Sophie Blake, a designer now based in the D.C. area, has achieved the “Designer’s Dream.” Featured in publications like Elle, Vogue and OK Magazine, she was picked up by Henri Bendel in 2011 and is on her way to becoming an internationally recognizable brand. Her first line was inspired by Art Deco style and the Cubism movement and she often draws inspiration from ancient geometric forms such as pyramids.
Sophie’s been designing since childhood, and her early art consists mostly of paintings and drawings. After moving to NYC in 2005, Sophie rekindled her artistic spirit and began to pursue a career in jewelry design. “Over the last 5 years I’ve taught myself different techniques and took courses in both metal-smithing and gemology.”

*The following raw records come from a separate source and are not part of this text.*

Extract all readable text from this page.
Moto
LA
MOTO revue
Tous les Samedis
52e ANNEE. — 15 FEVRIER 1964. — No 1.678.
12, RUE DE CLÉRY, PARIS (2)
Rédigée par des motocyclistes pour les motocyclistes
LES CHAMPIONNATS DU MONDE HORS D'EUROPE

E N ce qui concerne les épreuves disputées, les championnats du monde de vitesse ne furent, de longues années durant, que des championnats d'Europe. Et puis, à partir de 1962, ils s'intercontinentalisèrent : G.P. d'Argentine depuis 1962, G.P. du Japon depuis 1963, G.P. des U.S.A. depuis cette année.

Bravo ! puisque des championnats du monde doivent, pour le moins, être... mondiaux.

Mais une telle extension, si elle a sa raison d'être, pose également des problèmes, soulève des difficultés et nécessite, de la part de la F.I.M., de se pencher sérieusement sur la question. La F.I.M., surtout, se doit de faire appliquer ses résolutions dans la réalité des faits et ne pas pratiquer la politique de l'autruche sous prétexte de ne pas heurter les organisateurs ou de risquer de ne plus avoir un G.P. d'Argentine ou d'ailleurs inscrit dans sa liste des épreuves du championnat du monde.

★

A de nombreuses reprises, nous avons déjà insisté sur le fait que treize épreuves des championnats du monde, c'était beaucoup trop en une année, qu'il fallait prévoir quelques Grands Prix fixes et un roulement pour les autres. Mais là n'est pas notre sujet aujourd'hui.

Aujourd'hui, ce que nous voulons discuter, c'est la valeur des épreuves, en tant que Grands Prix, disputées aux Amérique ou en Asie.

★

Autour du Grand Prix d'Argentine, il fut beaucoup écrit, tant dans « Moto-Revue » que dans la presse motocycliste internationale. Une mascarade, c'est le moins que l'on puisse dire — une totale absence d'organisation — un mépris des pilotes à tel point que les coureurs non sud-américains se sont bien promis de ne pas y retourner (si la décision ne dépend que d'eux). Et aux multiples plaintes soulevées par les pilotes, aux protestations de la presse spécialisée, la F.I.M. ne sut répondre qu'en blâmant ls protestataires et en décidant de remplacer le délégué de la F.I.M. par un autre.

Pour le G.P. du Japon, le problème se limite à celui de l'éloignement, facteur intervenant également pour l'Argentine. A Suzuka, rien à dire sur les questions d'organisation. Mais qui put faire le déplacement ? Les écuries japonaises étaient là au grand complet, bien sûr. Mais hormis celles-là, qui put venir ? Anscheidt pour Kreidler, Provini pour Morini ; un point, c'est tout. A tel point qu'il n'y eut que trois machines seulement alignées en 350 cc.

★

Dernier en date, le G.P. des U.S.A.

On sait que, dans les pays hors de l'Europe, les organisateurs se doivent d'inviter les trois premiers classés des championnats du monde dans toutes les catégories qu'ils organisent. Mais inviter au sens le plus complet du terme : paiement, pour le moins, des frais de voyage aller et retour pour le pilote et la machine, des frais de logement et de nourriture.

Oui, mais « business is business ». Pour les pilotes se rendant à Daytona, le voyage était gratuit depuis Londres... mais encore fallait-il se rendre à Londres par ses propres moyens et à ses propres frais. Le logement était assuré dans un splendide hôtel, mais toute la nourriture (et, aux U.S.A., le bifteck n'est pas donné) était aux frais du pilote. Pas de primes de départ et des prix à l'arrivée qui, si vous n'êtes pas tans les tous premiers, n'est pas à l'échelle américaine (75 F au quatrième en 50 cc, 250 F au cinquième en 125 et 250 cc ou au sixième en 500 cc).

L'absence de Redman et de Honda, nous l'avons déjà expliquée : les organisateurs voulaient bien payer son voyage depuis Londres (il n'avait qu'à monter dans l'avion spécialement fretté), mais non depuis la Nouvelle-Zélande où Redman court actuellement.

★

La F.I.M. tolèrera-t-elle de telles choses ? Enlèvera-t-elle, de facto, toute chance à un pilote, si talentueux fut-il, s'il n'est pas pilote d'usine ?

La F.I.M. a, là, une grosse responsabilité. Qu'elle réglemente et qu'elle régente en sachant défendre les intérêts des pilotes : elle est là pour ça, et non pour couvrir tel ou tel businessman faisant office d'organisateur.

Her style is at once sophisticated, structural and versatile, drawing inspiration from the Deco period and vintage materials like Bakelite, a plastic from the 1930’s. “I design for both women and men, who enjoy quality over trend, have strong sense of fashion and history. Both enjoy luxury, balance of design and unique pieces that are modern with a touch of the ancient world.”
Between her move from NYC to the Washington, DC area, we caught up with Sophie for the official “Blake Beat.”
Wicked Peacock: Do you have a design routine or does it happen more organically?
Sophie Blake: It happens more organically. I don’t try to force it, but rather let my imagination run whether it’s by looking at a piece of chain and series of stones or I see a painting or building that I like and it instantly becomes my inspiration. Allot of my inspirations lately have been right here in New York City.
WP: Describe a day inside your studio.
SB: Every day for me can be different, however generally my day starts early in the morning when I check my emails. Then I make a checklist of what needs to be done for the day, whether it’s to pick up some additional materials from the store or run over to the casters and the platers to drop off pieces in making. By the afternoon I have settled back in and can have some quiet time to design and make new pieces. Sometimes I go to the showroom bring in new pieces or set up appointments with the boutiques to check on the inventory and see what pieces are selling well and which ones I would need to cut back in producing.
WP: How do you decide which materials to use?
SB: It depends on the design of the piece. For the latest collection, Bakelite was a very prominent material I used repeatedly. I also like to use semi-precious stones that are unusual in color or formation. I do gravitate towards materials that are vintage or limited edition in nature as I like to preserve a piece of history in my designs whether it is the style or the actual material used.
WP: Tell us about your latest collection.
SB: The latest collection was inspired by a series of Georges Braque’s paintings including La Tasse and the famous Violin and Candlestick. I wanted to keep the collection modern looking but introduce some vintage elements to it. So I used Bakelite as a focal point. Interestingly enough Bakelite was an early plastic introduced around the same time 1907, when Braque was working with Picasso in establishing the Cubist movement just a year later in 1908. The colors are very natural, the tones earthy using allot of browns, blacks with a hint of olivine crystals. The same palette of colors used in Braque’s work.
WP: What’s the most exciting thing to happen to you lately?
SB: Well, I’ve been blessed in the last year as my family and friends have supported my dream to design and also become successful in the fashion industry. I do feel like it’s not one determining but rather a series of events including my debut with Henry Bendels my first press feature with Okay Magazine, 5 page spread with a French online magazine Fashizblack just this Jan/Feb. I just hope that I keep moving forward and getting more features and meet expand my network of the fashion community.